Scientists have discovered a relative of the Black Widow spider in South Africa. The Phinda Button spider is the first new widow species to be described in 28 years, and may also be the largest of the poisonous widow spiders.
Barbara Wright, an entomologist at the Wild Tomorrow Fund, initially found the spider in 2014 at Tembe Elephant Park. The experts speculate that the bite of the Phinda Button spider is comparable that of the Black Widow, which is considered to be the most venomous in North America.
“Although we still haven’t done the toxicology on this species, all widow spiders (genus Latrodectus) are considered medically important due to their potent neurotoxic venom,” said Wright. “The effects of the venom on human beings may include pain, palpitation, sweating and vomiting.”
“Previously-discovered species of widow spider make up three of the world’s nine deadliest spiders, as listed by the Encyclopædia Britannica. Yet in truth, Latrodectus bites rarely result in death – and the same will likely be true of the new species.”
According to Dr. Ian Engelbrecht, an arachnid expert at the University of Pretoria, the Phinda Button is native to the critically-endangered sand forests of South Africa. The females have distinctive bright red marks on both their back and underbelly. The spider can also be distinguished by its purple-colored egg sac, which holds hundreds of hatchlings.
According to Wright, the species is extremely shy, reclusive, and docile. She noted that there have been no reports of bites from them. While it has not yet been determined whether it is the largest widow spider in the world, Dr. Engelbrecht said it is “certainly the largest in Africa.”
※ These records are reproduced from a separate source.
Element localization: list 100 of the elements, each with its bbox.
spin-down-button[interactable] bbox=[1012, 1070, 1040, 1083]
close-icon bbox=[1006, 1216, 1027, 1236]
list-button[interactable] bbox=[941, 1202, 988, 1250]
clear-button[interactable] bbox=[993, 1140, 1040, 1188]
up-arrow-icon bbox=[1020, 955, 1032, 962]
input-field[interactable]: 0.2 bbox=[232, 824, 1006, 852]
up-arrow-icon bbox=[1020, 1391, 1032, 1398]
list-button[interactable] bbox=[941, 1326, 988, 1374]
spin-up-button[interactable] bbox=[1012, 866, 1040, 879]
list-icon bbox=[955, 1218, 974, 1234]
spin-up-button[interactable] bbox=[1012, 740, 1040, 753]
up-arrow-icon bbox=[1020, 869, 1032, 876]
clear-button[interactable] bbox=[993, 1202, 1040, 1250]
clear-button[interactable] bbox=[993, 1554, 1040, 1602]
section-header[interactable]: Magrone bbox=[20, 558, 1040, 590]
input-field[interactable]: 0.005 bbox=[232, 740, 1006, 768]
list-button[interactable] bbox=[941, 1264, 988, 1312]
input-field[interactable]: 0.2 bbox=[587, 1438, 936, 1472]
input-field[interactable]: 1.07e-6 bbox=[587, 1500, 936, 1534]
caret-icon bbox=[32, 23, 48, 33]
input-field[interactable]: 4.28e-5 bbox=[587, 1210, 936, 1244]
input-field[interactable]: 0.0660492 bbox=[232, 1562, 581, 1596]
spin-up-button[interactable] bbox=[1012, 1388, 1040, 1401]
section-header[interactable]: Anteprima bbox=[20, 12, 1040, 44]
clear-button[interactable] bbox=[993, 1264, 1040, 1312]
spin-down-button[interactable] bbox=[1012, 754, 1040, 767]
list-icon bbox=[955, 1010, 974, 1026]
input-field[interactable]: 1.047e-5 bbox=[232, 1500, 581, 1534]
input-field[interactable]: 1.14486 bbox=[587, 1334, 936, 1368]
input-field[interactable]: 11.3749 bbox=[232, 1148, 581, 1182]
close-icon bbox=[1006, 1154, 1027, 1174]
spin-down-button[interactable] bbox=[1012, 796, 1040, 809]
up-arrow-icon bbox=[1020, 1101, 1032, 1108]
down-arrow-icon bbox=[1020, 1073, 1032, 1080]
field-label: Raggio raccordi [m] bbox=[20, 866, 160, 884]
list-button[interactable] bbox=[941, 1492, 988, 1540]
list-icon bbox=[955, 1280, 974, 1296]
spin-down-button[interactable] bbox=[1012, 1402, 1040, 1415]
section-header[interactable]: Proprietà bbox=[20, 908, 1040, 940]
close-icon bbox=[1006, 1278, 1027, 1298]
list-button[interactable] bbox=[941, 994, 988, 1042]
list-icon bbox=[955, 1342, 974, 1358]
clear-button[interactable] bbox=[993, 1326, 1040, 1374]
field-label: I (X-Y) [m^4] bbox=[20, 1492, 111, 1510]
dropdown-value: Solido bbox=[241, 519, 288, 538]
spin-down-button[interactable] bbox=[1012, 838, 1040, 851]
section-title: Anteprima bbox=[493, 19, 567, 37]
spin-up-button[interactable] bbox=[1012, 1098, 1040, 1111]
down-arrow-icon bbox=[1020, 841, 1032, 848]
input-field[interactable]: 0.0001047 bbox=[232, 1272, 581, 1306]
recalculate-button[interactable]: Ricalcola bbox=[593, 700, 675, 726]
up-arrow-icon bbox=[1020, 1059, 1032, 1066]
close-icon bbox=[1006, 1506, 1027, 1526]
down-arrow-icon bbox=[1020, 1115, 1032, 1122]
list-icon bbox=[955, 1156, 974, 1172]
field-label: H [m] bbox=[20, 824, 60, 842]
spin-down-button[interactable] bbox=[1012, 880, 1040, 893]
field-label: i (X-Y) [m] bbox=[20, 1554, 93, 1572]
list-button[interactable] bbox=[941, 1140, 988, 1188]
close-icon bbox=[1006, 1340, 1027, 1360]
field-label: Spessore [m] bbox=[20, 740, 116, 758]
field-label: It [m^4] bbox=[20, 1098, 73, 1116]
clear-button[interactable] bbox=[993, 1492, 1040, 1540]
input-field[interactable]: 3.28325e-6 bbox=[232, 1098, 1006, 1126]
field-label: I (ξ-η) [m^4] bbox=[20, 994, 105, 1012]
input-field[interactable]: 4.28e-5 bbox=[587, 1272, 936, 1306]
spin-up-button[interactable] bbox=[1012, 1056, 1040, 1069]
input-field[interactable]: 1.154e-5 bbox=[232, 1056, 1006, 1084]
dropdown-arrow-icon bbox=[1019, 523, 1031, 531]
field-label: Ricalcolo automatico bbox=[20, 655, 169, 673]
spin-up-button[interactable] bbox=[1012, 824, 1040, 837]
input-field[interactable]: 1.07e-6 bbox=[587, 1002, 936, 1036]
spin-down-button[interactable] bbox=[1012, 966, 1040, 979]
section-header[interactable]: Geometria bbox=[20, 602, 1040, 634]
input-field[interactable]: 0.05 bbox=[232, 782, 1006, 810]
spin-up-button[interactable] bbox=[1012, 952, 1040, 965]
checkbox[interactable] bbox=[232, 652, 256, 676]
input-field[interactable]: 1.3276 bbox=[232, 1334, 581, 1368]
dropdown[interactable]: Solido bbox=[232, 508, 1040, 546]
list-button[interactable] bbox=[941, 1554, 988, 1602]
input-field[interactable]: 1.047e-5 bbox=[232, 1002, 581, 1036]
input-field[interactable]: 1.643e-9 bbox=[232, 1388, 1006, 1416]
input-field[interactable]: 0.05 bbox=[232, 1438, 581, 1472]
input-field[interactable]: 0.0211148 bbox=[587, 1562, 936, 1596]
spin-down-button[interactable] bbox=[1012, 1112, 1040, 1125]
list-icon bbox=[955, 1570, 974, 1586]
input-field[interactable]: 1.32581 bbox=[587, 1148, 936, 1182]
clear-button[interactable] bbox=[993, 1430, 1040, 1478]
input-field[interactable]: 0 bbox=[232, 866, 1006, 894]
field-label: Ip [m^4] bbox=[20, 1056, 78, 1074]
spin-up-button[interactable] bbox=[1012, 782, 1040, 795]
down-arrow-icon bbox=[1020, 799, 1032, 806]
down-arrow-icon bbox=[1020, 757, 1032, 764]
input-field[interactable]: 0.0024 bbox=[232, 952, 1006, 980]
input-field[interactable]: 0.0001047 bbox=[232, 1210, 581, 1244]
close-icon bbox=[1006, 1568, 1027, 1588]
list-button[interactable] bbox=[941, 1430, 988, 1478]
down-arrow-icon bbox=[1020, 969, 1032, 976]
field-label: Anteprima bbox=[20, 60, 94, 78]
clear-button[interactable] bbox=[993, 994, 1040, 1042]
“I immediately thought this was something special but I was uncertain if it was just some specimen that blew in from Madagascar or some other exotic place.”
Dr. Engelbrecht helped Wright confirm that the Phinda Button is a new species.
“When Barbara showed me the first photo, I literally could not believe this spider existed and that it was unknown to science. Discovering a new species is always exciting, but the feeling of finding something so spectacular and unique is indescribable,” said Dr. Engelbrecht. “Widow and button spiders are medically important for humans, so it’s important to understand their diversity.”